As the new face of French diplomacy, Foreign Minister Bernard Kouchner has certainly scored world attention by raising the specter of war with Iran and calling for strong European sanctions on Tehran. "We have to prepare for the worst, and the worst is war," he said Sunday on RTL radio.

Mr. Kouchner's words shocked some diplomats, aggravated others, and caught Europeans by surprise, though they now appear orchestrated ahead of key international meetings in Vienna and Washington this week.

Tehran immediately accused France of being a "translator of White House policy." Russian Foreign Minister Sergei Lavrov, after meeting with Kouchner in Moscow Tuesday, reiterated Russia's concern with increasingly frequent mention of the use of force against Iran.

Indeed, the French government of Nicolas Sarkozy continues to make waves in foreign affairs, attempting to break with the low-impact diplomatic status France was not enjoying in recent years.

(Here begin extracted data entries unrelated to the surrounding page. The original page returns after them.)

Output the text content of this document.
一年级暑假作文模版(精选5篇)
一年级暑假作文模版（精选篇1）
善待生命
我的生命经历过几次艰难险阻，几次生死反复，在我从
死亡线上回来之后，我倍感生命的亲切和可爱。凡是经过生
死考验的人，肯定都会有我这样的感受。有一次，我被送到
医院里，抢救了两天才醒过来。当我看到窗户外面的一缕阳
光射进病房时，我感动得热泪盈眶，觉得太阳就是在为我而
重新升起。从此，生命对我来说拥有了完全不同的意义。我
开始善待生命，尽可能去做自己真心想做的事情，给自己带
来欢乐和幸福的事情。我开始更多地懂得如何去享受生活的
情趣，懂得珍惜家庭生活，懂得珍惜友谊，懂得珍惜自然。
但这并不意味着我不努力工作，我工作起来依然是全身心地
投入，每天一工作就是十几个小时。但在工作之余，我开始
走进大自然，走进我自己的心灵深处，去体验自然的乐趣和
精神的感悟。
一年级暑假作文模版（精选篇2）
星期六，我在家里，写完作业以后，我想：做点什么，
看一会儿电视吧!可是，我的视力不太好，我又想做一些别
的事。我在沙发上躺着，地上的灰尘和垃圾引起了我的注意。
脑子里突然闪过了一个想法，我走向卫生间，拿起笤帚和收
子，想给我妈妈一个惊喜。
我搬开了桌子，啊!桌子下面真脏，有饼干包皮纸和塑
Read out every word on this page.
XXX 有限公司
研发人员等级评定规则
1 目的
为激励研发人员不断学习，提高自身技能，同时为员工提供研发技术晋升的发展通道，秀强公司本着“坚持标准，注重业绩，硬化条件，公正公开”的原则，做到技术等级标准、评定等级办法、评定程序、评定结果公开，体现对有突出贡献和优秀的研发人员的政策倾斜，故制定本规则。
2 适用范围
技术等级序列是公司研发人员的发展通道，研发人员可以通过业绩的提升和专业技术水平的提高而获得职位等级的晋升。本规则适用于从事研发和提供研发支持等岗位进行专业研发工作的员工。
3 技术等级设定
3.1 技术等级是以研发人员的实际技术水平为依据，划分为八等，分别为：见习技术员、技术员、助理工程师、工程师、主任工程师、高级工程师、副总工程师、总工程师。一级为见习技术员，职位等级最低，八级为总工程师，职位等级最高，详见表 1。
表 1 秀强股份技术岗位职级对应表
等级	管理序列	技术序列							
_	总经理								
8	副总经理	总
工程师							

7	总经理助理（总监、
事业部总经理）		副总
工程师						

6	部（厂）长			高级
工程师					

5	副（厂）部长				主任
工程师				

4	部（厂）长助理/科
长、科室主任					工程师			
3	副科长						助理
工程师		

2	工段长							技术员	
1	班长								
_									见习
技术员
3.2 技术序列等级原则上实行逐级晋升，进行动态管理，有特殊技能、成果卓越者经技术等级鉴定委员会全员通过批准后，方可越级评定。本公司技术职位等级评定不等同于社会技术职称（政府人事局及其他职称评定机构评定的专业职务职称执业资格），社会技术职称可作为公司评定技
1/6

A French high-profile framing of the Iran nuclear issue – sanctions or a disastrous war – dates to an equally surprising talk Sarkozy gave Aug. 27. The president, in an annual meeting with French ambassadors, described a dual approach on Iran as "the only one that can enable us to avoid being faced with an alternative that I call catastrophic: an Iranian bomb or the bombing of Iran."

François Heisbourg, special adviser to the Foundation for Strategic Research in Paris, argues that Kouchner's statements were intended for both Tehran and Moscow. "The Iranian nuclear program is going very quickly," he says. "But the Iranians simply do not believe in the risk of air-strikes against them, so it is important not to use weasel-words like 'options.' Sarkozy used the word 'bombing' in late August while everyone was at the beach, and now Kouchner is using the 'war' word. I hope it caught everyone's attention."

Speaking Monday on the sidelines of a week-long International Atomic Energy Agency conference, IAEA chief Mohammed ElBaradei warned of "hype" on Iran and urged patience and compliance with UN Security Council resolutions – citing Iraq as a cautionary example. On Friday, the US hosts the four other permanent Security Council members – Britain, China, France, and Russia – as well as Germany, for talks in Washington about possible sanctions against Iran.

Can France follow through?

While France is taking a full-blown rhetorical lead on Iran, its diplomatic lead is more in question. Critics say Sarkozy and Kouchner have not done the tough shoe-leather work behind the scenes needed to realize the common EU foreign policy Sarkozy himself supports. French foreign ministry sources questioned whether the Iranian threat is taken with enough seriousness by "other countries."